These are notes taken during CMSC 818e: Distributed And Cloud-Based Storage Systems. Course webpage and syllabus here.

Day Two

Discussion of Immutability Changes Everything

Pat Helland’s “Immutability Changes Everything”.
fight ambiguity with append-only applications
use content-defined names (e.g. hash of the file)
Amol’s DataHub - GitHub for datasets - how to store them efficiently?
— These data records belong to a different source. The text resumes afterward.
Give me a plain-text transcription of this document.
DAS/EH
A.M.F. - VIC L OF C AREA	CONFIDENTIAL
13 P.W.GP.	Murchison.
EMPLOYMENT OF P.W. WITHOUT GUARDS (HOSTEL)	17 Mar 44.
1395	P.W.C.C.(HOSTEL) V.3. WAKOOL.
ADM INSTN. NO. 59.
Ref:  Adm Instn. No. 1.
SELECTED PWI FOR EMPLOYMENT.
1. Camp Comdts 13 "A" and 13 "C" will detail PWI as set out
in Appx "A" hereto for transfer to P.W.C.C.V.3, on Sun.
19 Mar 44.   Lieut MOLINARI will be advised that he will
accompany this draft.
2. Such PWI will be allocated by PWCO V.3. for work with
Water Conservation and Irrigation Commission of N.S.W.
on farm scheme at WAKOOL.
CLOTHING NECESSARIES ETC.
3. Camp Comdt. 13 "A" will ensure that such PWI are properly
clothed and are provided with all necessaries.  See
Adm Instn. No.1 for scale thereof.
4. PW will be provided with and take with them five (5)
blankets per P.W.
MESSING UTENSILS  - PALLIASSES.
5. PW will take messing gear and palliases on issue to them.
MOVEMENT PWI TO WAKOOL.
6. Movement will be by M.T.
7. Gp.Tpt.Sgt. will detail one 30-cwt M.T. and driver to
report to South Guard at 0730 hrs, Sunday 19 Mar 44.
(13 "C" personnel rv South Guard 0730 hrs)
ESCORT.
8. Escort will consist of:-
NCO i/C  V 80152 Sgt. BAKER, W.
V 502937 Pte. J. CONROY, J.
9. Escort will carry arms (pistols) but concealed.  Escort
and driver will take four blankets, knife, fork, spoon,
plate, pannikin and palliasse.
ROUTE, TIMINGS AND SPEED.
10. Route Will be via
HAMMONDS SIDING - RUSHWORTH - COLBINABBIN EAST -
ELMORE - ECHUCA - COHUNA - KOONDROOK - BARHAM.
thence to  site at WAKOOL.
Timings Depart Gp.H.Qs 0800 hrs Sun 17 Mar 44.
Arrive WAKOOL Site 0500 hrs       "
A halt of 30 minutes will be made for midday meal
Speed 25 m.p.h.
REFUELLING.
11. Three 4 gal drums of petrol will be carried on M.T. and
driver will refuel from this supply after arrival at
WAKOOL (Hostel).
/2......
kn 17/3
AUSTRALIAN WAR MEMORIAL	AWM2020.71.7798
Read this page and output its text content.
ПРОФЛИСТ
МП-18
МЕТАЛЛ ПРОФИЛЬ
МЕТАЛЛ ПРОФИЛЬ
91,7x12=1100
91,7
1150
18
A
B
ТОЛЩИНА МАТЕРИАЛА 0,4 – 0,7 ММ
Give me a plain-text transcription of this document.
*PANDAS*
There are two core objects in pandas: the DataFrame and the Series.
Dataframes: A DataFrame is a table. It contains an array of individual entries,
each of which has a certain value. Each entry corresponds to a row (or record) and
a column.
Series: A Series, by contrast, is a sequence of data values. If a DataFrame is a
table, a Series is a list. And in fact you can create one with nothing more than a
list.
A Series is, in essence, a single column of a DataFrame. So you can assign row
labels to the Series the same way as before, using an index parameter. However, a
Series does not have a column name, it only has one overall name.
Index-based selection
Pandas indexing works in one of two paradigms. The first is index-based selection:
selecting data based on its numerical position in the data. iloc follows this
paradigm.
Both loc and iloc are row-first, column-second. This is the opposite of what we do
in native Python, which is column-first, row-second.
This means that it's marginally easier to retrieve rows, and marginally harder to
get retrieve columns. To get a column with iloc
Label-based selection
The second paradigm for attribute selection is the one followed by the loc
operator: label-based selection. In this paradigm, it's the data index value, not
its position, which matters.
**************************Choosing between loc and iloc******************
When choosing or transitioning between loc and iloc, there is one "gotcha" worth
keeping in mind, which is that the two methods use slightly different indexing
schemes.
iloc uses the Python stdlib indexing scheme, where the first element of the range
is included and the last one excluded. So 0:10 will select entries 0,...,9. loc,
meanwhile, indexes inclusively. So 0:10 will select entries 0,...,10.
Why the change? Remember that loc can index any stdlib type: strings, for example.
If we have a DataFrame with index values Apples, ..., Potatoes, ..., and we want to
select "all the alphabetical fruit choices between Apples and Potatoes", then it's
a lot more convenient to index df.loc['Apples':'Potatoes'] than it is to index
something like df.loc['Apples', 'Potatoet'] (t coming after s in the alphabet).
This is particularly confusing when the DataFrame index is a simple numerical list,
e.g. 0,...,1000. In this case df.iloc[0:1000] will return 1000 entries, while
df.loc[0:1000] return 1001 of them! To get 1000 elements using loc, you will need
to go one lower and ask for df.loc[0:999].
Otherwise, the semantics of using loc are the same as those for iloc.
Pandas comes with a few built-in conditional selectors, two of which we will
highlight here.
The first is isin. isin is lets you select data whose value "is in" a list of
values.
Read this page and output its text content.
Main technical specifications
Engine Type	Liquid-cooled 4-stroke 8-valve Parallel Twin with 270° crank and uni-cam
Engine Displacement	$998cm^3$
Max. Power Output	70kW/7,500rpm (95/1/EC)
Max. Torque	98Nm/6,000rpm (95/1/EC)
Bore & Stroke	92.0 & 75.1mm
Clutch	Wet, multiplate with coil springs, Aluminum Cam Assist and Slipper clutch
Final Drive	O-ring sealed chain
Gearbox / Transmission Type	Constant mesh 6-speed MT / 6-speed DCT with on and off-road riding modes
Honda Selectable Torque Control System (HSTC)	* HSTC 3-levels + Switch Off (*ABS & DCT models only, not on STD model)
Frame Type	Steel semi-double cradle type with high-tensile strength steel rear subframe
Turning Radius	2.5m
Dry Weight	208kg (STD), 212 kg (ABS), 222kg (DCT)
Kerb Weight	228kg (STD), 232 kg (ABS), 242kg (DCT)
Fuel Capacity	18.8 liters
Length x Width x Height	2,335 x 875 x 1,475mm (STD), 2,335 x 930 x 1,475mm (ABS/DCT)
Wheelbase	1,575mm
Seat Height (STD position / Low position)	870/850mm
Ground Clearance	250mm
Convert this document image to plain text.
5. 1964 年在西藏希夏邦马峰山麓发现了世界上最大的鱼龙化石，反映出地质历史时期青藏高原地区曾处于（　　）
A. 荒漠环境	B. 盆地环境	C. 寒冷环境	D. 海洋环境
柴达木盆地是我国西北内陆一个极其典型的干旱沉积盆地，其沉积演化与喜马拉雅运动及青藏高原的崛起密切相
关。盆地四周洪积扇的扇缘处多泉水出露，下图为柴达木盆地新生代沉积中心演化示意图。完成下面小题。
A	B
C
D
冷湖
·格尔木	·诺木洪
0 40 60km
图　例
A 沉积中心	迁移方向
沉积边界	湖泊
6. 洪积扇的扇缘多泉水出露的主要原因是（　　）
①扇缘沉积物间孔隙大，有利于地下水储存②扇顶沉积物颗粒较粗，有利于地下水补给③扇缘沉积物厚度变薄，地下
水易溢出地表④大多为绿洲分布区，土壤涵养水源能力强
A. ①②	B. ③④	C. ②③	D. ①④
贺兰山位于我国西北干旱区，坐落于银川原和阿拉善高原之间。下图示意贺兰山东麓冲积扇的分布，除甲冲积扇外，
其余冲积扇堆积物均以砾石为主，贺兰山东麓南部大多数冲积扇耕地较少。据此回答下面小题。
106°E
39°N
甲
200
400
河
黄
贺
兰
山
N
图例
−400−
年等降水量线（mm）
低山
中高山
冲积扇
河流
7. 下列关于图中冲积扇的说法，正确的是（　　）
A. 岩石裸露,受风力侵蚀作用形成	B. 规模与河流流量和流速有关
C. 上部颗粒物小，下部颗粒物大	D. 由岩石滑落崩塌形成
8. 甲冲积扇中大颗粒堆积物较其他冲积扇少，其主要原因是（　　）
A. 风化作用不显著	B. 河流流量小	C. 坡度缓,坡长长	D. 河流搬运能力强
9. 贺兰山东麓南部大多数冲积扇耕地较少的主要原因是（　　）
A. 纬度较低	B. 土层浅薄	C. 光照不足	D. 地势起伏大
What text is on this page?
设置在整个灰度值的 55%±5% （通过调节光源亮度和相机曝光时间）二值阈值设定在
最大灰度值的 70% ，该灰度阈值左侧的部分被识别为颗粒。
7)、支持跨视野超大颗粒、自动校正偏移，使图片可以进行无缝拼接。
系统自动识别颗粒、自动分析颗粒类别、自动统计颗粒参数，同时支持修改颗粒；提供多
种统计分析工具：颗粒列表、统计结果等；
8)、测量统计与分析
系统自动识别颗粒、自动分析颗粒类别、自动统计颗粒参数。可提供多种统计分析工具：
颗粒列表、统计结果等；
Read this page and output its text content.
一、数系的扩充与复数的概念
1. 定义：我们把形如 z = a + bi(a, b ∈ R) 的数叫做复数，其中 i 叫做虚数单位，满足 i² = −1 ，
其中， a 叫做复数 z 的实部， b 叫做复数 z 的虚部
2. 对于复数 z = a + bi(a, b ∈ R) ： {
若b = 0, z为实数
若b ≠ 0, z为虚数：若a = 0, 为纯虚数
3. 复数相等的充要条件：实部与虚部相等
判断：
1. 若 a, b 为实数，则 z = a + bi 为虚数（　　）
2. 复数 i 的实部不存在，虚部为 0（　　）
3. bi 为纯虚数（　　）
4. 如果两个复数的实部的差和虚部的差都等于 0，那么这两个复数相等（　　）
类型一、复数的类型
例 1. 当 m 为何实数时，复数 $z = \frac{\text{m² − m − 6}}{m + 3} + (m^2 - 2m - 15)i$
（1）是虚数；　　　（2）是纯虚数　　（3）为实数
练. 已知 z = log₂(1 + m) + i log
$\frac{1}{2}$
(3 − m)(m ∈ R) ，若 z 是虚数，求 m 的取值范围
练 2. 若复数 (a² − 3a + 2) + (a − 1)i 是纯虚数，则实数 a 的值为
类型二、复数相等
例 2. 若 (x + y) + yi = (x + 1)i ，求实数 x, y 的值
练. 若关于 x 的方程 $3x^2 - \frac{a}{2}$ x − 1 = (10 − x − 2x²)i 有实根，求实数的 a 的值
Each dataset is treated as immutable; might be new versions but the datasets themselves don’t change.
Deal with massively parallel “big data” with MapReduce; depends on immutable data – doesn’t matter when the actual computation on a subslice happens, because it won’t change.
Append-only computing: logs are the truth (log is immutable); single-master changes are applied sequentially via single-master or consensus.
Immutable is not always immutable:
- optimizing for read access: indexes, de-normalization
- farming out portions of work, with re-try
- tension between fast access (tiny tables) and expense of joins
- normalization is there to eliminate update anomalies.
Immutability enables unambiguous identity (content-defined names)
Immutability enables massive replication/caching/parallelism
Immutability eliminates locking
Immutability enables re-computation
- from immutable data
- of immutable data

Build a file system in Go. Will be completely in-memory. Implemented as in-memory tree specified by root.
gitlab link
Use Fuse - an interface for building user-level file systems.
modify dfs.go per README; don’t have to implement all of the functions at once. Start with ‘hello’ and slowly add in others
bazil can have a file system that doesn’t crash with a very small subset of the methods defined.
use Piazza to communicate with class & Pete